Creating a tissue mimicking phantom appropriate for relaxometry, diffusion imaging and ultrasound elastography

Abstract

Introduction To optimize elastography and diffusion weighted imaging (DWI) modalities, it is important to create phantoms that can reliably mimic the properties of human tissue and be used in reference imaging experiments. In this study, we used polyvinyl alcohol cryogel (PVA-C), agar, and agarose gels. Purpose To create a tissue mimicking phantom appropriate for relaxometry, non-Gaussian diffusion imaging and ultrasound elastography and to investigate potential relationships between quantities accessible from different imaging modalities for cancer patients such as prostate cases.
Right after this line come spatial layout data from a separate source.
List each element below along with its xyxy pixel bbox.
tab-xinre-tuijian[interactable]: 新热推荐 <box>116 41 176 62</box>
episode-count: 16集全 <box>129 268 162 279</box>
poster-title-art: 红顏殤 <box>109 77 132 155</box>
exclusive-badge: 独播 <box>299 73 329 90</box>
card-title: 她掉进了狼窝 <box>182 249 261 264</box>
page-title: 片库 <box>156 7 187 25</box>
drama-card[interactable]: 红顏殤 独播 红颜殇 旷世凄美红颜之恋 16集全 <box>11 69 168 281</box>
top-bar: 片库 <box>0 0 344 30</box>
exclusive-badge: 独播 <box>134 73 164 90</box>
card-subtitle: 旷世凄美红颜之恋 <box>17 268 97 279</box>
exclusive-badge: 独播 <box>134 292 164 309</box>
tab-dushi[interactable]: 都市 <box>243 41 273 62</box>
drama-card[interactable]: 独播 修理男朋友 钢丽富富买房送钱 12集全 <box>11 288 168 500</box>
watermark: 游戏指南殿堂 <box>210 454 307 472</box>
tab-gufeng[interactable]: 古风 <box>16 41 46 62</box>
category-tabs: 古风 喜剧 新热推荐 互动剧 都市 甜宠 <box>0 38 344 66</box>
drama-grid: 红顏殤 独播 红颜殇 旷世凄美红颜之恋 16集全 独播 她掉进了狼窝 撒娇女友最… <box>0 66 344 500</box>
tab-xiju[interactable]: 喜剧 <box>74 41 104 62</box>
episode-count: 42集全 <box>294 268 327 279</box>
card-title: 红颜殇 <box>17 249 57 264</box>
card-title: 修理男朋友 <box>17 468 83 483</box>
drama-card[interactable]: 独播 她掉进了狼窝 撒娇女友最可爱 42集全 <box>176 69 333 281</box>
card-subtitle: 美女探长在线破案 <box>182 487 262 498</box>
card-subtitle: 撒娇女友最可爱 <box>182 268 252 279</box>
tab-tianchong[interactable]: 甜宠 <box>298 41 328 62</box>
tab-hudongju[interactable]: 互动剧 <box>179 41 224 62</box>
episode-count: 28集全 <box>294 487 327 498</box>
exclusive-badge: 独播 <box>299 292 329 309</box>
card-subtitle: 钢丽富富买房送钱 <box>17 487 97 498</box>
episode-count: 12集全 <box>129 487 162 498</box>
Materials and methods Homogenous gel phantoms were created in different concentrations to set MRI and elastography parameters to be consistent with those found in healthy and diseased prostate tissue. Images were acquired on a 3T scanner for relaxometry and DWI studies. In-house software (MATLAB) was used to analyse the images on a pixel-by-pixel basis. Shear Wave Elastography was used to obtain speed and Young’s Modulus of the phantoms. Results As qualitative and quantitative assessments, ultrasound and CT were used and the results were identical for each gel phantoms, confirming homogeneity in addition to slice profiles and field maps obtained from MRI. Relaxation times and diffusion coefficients of the phantoms were found as compatible with the previous studies in the literature. A good correlation was observed in agar gels on their elasticity than other phantoms. Conclusion Our gel phantoms were developed and evaluated for MRI diffusion and elastography imaging modalities and design to mimic tissue parameters for prostate cancer. The phantoms may also model other tissues to various degrees. Disclosure ZGP would like to acknowledge TUBITAK for her financial support with a Project No. 1059B141400677 and Research Fund of Cukurova University , Project No. FDK-2014-2709 during this work. SS acknowledges funding from a Royal Society Leverhulme Trust Senior Fellowship.